This code subtracts a fixed number (32*4) from esi when ecx is a multiple of 32. Any ideas on how to optimize this? I'm looking for a way to remove the jump.

EDIT: And I have only eax available as a temp register....

test ecx,32-1
jnz @F
sub esi,32*4
Posted on 2002-11-17 02:26:26 by Qweerdy
lea eax, [ecx + 32 - 1]

; (space for instruction)
xor eax, ecx
; (space for instruction)
and eax, 32
; (space for instruction)
lea esi, [esi + eax*4][-128]
EAX is zero only in the case that ECX is a multiple of 32. ;)
Posted on 2002-11-17 02:51:38 by bitRAKE
Ok, I've made the changes. Now my inner loop looks like this:

mov eax,[esi]
inc ecx
mov [edi],eax
lea eax,[ecx+32-1]
add esi,4
xor eax,ecx
add edi,4
and eax,32
cmp ecx,[ebx]
lea esi,[esi+eax*4][-128]
jne CellLoop

Is this optimal?

Great piece of work btw, I couldn't have figured that out myself... wow.
Posted on 2002-11-17 04:40:38 by Qweerdy
bitRake, Qweerdy,
Treat me as a newbie on this one.

bitRake how does your algo work? and why do u leave spaces for instructions in between?

Also how does
"test ecx,32-1" check ecx for being a multiple of 32.

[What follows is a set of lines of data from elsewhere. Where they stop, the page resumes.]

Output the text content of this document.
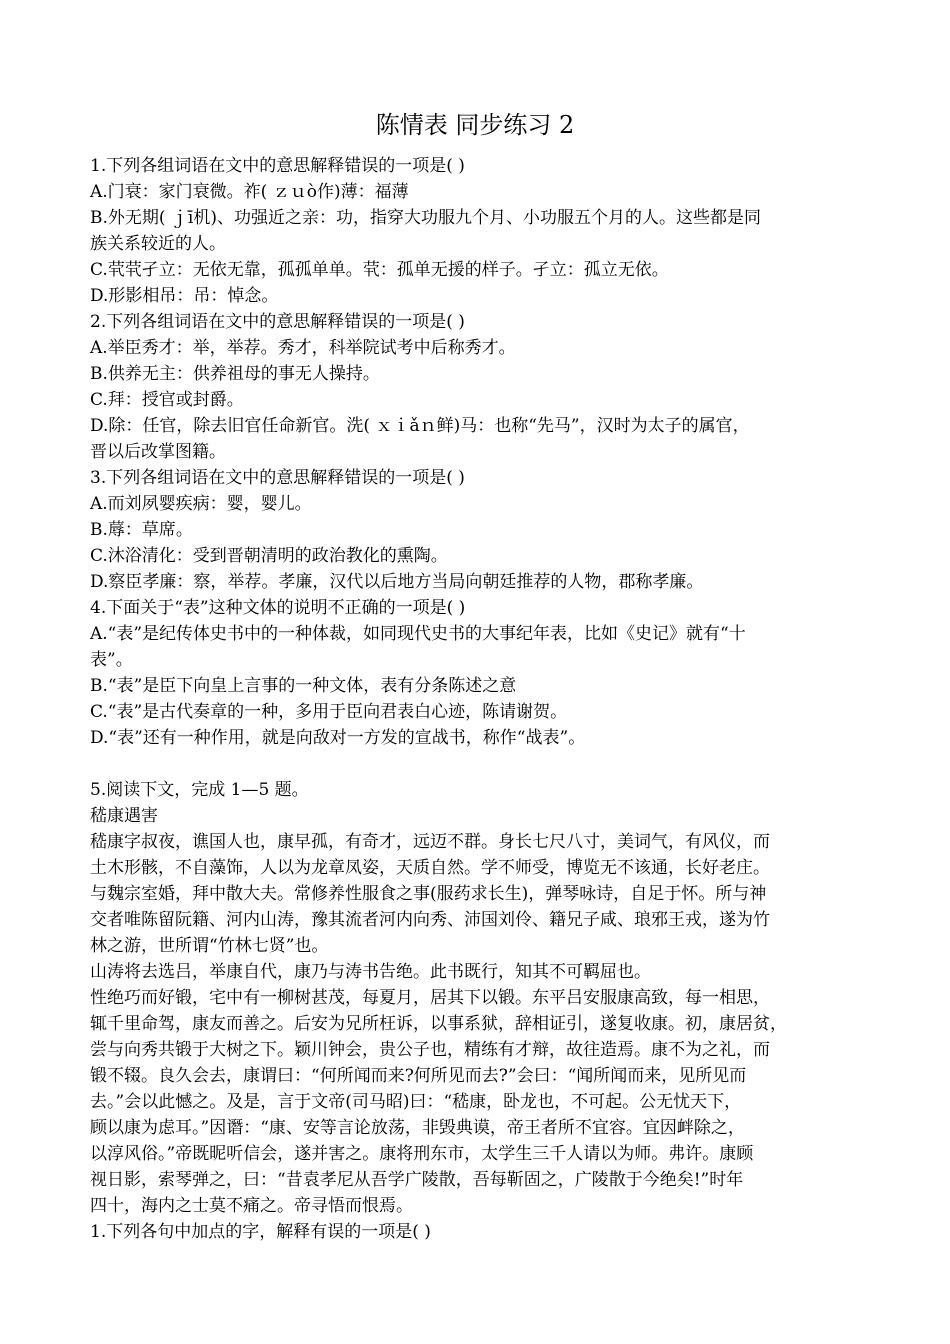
陈情表 同步练习 2
1.下列各组词语在文中的意思解释错误的一项是( )
A.门衰：家门衰微。祚( ｚｕò作)薄：福薄
B.外无期( ｊī机)、功强近之亲：功，指穿大功服九个月、小功服五个月的人。这些都是同
族关系较近的人。
C.茕茕孑立：无依无靠，孤孤单单。茕：孤单无援的样子。孑立：孤立无依。
D.形影相吊：吊：悼念。
2.下列各组词语在文中的意思解释错误的一项是( )
A.举臣秀才：举，举荐。秀才，科举院试考中后称秀才。
B.供养无主：供养祖母的事无人操持。
C.拜：授官或封爵。
D.除：任官，除去旧官任命新官。洗( ｘｉǎｎ鲜)马：也称“先马”，汉时为太子的属官，
晋以后改掌图籍。
3.下列各组词语在文中的意思解释错误的一项是( )
A.而刘夙婴疾病：婴，婴儿。
B.蓐：草席。
C.沐浴清化：受到晋朝清明的政治教化的熏陶。
D.察臣孝廉：察，举荐。孝廉，汉代以后地方当局向朝廷推荐的人物，郡称孝廉。
4.下面关于“表”这种文体的说明不正确的一项是( )
A.“表”是纪传体史书中的一种体裁，如同现代史书的大事纪年表，比如《史记》就有“十
表”。
B.“表”是臣下向皇上言事的一种文体，表有分条陈述之意
C.“表”是古代奏章的一种，多用于臣向君表白心迹，陈请谢贺。
D.“表”还有一种作用，就是向敌对一方发的宣战书，称作“战表”。
5.阅读下文，完成 1—5 题。
嵇康遇害
嵇康字叔夜，谯国人也，康早孤，有奇才，远迈不群。身长七尺八寸，美词气，有风仪，而
土木形骸，不自藻饰，人以为龙章凤姿，天质自然。学不师受，博览无不该通，长好老庄。
与魏宗室婚，拜中散大夫。常修养性服食之事(服药求长生)，弹琴咏诗，自足于怀。所与神
交者唯陈留阮籍、河内山涛，豫其流者河内向秀、沛国刘伶、籍兄子咸、琅邪王戎，遂为竹
林之游，世所谓“竹林七贤”也。
山涛将去选吕，举康自代，康乃与涛书告绝。此书既行，知其不可羁屈也。
性绝巧而好锻，宅中有一柳树甚茂，每夏月，居其下以锻。东平吕安服康高致，每一相思，
辄千里命驾，康友而善之。后安为兄所枉诉，以事系狱，辞相证引，遂复收康。初，康居贫，
尝与向秀共锻于大树之下。颖川钟会，贵公子也，精练有才辩，故往造焉。康不为之礼，而
锻不辍。良久会去，康谓曰：“何所闻而来?何所见而去?”会曰：“闻所闻而来，见所见而
去。”会以此憾之。及是，言于文帝(司马昭)曰：“嵇康，卧龙也，不可起。公无忧天下，
顾以康为虑耳。”因谮：“康、安等言论放荡，非毁典谟，帝王者所不宜容。宜因衅除之，
以淳风俗。”帝既昵听信会，遂并害之。康将刑东市，太学生三千人请以为师。弗许。康顾
视日影，索琴弹之，曰：“昔袁孝尼从吾学广陵散，吾每靳固之，广陵散于今绝矣!”时年
四十，海内之士莫不痛之。帝寻悟而恨焉。
1.下列各句中加点的字，解释有误的一项是( )
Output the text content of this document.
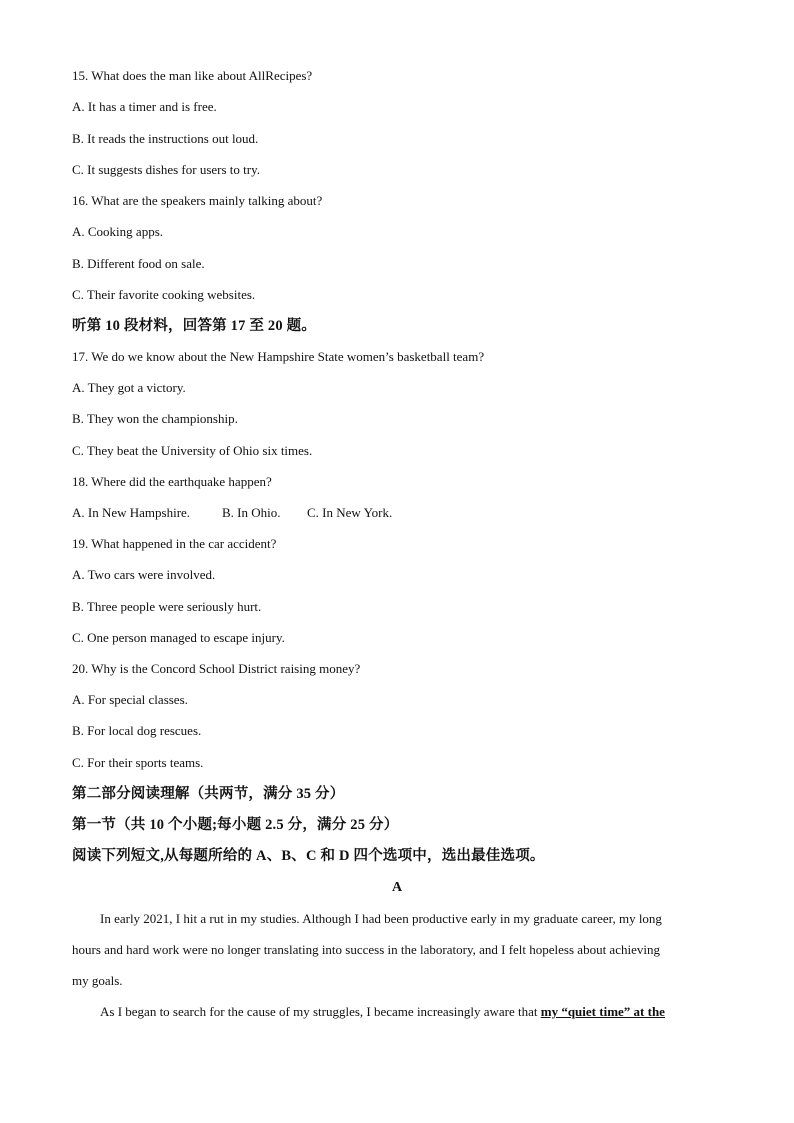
15. What does the man like about AllRecipes?
A. It has a timer and is free.
B. It reads the instructions out loud.
C. It suggests dishes for users to try.
16. What are the speakers mainly talking about?
A. Cooking apps.
B. Different food on sale.
C. Their favorite cooking websites.
听第 10 段材料，回答第 17 至 20 题。
17. We do we know about the New Hampshire State women’s basketball team?
A. They got a victory.
B. They won the championship.
C. They beat the University of Ohio six times.
18. Where did the earthquake happen?
A. In New Hampshire. B. In Ohio. C. In New York.
19. What happened in the car accident?
A. Two cars were involved.
B. Three people were seriously hurt.
C. One person managed to escape injury.
20. Why is the Concord School District raising money?
A. For special classes.
B. For local dog rescues.
C. For their sports teams.
第二部分阅读理解（共两节，满分 35 分）
第一节（共 10 个小题;每小题 2.5 分，满分 25 分）
阅读下列短文,从每题所给的 A、B、C 和 D 四个选项中，选出最佳选项。
A
In early 2021, I hit a rut in my studies. Although I had been productive early in my graduate career, my long
hours and hard work were no longer translating into success in the laboratory, and I felt hopeless about achieving
my goals.
As I began to search for the cause of my struggles, I became increasingly aware that my “quiet time” at the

Whatever i am asking may sound completly stupid but i am pretty new to asm.
Posted on 2002-11-17 05:08:50 by clippy

Also how does
"test ecx,32-1" check ecx for being a multiple of 32.

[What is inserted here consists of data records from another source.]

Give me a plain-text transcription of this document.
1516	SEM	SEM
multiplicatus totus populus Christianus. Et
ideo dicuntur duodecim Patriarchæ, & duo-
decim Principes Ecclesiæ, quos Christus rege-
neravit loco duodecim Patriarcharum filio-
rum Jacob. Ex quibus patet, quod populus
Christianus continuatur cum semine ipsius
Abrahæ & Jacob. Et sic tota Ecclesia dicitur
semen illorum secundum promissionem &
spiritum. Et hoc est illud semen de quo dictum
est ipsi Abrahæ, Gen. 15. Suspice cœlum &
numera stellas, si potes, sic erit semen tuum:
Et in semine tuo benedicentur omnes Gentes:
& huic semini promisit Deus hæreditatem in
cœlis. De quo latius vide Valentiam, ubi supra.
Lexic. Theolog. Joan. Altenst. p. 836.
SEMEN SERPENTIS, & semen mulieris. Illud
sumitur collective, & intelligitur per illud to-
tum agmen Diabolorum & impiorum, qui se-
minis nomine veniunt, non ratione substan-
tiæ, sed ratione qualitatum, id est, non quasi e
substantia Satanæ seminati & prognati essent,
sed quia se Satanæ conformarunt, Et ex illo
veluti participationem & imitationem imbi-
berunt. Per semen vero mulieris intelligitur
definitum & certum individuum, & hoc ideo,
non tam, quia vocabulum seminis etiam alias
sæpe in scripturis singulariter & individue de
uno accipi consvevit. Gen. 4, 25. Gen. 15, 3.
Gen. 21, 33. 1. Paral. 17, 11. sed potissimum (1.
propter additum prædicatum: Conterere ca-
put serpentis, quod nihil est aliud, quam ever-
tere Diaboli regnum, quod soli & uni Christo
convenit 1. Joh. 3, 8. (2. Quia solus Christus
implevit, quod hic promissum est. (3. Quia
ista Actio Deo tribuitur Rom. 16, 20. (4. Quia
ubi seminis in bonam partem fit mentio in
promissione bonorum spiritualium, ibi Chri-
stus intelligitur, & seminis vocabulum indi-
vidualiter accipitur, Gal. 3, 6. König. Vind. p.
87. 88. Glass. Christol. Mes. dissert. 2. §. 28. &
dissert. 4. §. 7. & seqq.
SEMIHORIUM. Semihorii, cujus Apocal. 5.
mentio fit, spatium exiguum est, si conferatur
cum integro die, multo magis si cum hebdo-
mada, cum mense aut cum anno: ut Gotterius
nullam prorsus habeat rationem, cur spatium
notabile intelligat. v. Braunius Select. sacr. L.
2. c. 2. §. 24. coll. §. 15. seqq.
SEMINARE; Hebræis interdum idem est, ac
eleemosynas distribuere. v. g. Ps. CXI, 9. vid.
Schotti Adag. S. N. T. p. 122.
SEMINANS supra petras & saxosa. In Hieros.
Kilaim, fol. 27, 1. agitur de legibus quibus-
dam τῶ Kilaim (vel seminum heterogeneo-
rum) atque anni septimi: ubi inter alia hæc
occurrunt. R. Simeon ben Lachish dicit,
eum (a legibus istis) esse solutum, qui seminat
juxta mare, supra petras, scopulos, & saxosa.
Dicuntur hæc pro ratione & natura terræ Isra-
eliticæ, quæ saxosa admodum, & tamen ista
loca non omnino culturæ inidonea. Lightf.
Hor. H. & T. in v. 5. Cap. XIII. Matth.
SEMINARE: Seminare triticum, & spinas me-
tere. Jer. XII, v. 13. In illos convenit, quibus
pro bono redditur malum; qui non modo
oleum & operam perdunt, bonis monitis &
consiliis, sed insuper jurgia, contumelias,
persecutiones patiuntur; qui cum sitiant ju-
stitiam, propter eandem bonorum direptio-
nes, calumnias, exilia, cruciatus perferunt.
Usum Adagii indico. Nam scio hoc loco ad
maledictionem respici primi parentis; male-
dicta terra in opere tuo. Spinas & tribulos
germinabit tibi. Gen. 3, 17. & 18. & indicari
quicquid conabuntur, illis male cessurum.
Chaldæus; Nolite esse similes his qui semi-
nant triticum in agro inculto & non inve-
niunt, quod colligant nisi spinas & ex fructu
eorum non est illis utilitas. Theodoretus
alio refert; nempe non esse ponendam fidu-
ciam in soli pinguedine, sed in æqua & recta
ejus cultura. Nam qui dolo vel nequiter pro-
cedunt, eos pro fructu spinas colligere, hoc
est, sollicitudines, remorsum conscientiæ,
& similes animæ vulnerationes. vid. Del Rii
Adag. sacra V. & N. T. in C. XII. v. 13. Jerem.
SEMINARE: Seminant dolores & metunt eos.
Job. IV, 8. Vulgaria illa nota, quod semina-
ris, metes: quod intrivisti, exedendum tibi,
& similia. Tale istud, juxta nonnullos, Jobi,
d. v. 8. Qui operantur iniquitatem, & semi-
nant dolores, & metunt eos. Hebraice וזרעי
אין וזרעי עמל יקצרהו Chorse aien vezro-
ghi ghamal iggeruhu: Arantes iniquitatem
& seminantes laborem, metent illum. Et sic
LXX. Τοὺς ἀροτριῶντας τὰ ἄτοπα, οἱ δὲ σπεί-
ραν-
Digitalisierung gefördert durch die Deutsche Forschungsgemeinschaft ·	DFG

1100000 = 32 * 3 in binary
100000 = 32 in binary
11111 = 32-1 in binary

so if the lower 5 bits of a number are clear, the number is a multiple of 32.
Posted on 2002-11-17 06:13:24 by Qweerdy
gladiator, it is binary math. It works by finding if the bit-5 has changed by adding 31. If bit-5 changes then ECX is not a multiple of 32 (ex. 32/32 = 1; 32+31 = 63; 63/32 = 1; but: 33/32 = 1; 33+31=64; 64/32 = 2). Spaces are left for older processors that can't execute instructions out of order - trying to eliminate dependancies between instructions. Agner Fog's optimization guide would be a good read for you.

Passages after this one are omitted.